Unmarried couples cannot share a room

This is another law that has changed at speed. With Mohammed Bin Salman’s dramatic shift towards tourism, he amended many prohibitive laws. This was one of them. On Explore’s Kingdom of Saudi Arabia trip, you can expect to be roomed with your travel partner, whether married, unmarried, or just good friends. If you’re a solo female, you’ll be roomed as normal with someone of the same sex.

Mingling with single men is forbidden

If this one were true then it would really put the kybosh on a group tour. Some restaurants are still segregated, with a ‘male’ section, and a ‘family’ section. In those cases, women and men eat together in the family section. Many restaurants now are mixed, and I went out on several evenings to check out Saudi’s late-night café culture, visiting shops, cafés and restaurants as a mixed group of single people.

It’s not safe to walk around solo

While there isn’t actually a lot of ‘down time’ on our tour, I did get the chance to explore solo a couple of times. On one memorable occasion I was walking down the sea front in Jeddah, on a Friday evening, when the call to prayer started. The haunting sound echoed down the corniche. While children carried on playing, and men took out their prayer mats, I soaked up the atmosphere peacefully in my western clothes. It felt like a privilege to be there, and was one of the highlights of my trip.

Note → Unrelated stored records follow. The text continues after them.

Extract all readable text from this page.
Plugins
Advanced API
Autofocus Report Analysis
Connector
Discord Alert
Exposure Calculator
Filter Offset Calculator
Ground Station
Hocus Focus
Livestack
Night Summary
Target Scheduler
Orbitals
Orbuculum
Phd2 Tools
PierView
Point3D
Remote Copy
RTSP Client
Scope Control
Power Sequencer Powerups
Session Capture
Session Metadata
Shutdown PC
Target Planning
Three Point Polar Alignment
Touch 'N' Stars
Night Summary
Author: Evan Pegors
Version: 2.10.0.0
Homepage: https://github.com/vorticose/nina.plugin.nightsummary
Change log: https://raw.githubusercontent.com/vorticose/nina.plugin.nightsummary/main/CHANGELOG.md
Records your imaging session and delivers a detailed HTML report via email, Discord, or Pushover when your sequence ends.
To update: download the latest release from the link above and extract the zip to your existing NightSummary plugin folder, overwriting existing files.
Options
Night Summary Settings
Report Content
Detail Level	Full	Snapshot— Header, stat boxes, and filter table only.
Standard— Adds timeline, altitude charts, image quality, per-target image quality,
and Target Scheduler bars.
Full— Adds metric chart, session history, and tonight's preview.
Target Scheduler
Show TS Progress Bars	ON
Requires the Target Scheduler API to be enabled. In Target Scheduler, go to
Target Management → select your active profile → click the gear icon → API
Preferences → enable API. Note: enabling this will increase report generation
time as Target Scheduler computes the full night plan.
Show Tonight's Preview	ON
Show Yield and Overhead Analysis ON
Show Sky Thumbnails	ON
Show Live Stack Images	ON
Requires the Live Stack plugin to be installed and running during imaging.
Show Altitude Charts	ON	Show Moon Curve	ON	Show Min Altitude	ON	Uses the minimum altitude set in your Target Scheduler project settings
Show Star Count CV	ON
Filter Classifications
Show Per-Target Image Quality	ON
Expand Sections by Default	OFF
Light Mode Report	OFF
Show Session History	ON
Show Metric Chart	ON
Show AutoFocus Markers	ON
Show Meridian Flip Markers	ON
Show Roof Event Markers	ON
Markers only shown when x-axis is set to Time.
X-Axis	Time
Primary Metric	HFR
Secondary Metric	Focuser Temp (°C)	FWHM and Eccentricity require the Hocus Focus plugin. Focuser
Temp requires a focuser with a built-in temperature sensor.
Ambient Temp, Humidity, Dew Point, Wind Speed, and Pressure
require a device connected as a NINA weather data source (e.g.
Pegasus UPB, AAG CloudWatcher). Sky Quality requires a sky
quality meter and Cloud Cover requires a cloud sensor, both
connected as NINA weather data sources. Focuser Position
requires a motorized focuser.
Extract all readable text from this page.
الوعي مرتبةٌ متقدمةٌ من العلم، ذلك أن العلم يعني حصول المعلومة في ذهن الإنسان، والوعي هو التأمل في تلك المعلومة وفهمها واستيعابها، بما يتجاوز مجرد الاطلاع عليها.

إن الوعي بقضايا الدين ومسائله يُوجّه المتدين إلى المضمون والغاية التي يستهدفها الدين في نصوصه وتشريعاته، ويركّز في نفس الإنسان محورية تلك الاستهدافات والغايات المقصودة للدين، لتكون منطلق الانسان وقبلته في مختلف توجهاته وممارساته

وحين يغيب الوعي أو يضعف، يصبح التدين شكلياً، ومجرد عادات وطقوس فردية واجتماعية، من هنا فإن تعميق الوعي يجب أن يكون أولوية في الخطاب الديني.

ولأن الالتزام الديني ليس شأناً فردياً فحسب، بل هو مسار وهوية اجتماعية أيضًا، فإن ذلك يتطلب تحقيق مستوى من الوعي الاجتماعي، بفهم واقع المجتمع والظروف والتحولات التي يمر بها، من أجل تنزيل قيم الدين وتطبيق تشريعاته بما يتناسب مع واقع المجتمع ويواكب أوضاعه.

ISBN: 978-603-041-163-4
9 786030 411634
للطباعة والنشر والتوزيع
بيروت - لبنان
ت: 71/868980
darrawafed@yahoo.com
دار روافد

You’ll be subjected to unwanted attention

This one is true; as a single woman in Saudi you will experience attention. The greatest surprise is that it comes from other women. We had women approaching us for a ‘selfie’, or asking us what we thought of Saudi Arabia. Some asked where we got our abaya from, and others surreptitiously filmed us while we walked past. None of this attention was negative: it was all, without question, borne out of a friendly curiosity, and an opportunistic moment for Saudi women to talk to a westerner. I loved every moment.

Swimming is only for men

In hotels, swimming pools generally have separate male-only and female-only times. Sometimes hotel guests no longer respect these rules, particularly if the hotel has mainly overseas clients. Women can therefore swim in most hotels. On the beaches, for example when we go snorkelling near Yanbu, normal swimsuits are fine. Now that the cruise ship industry has come to Saudi, the ‘norm’ is changing rapidly, with many women donning bikinis if swimming in a secluded place like the island that we visit.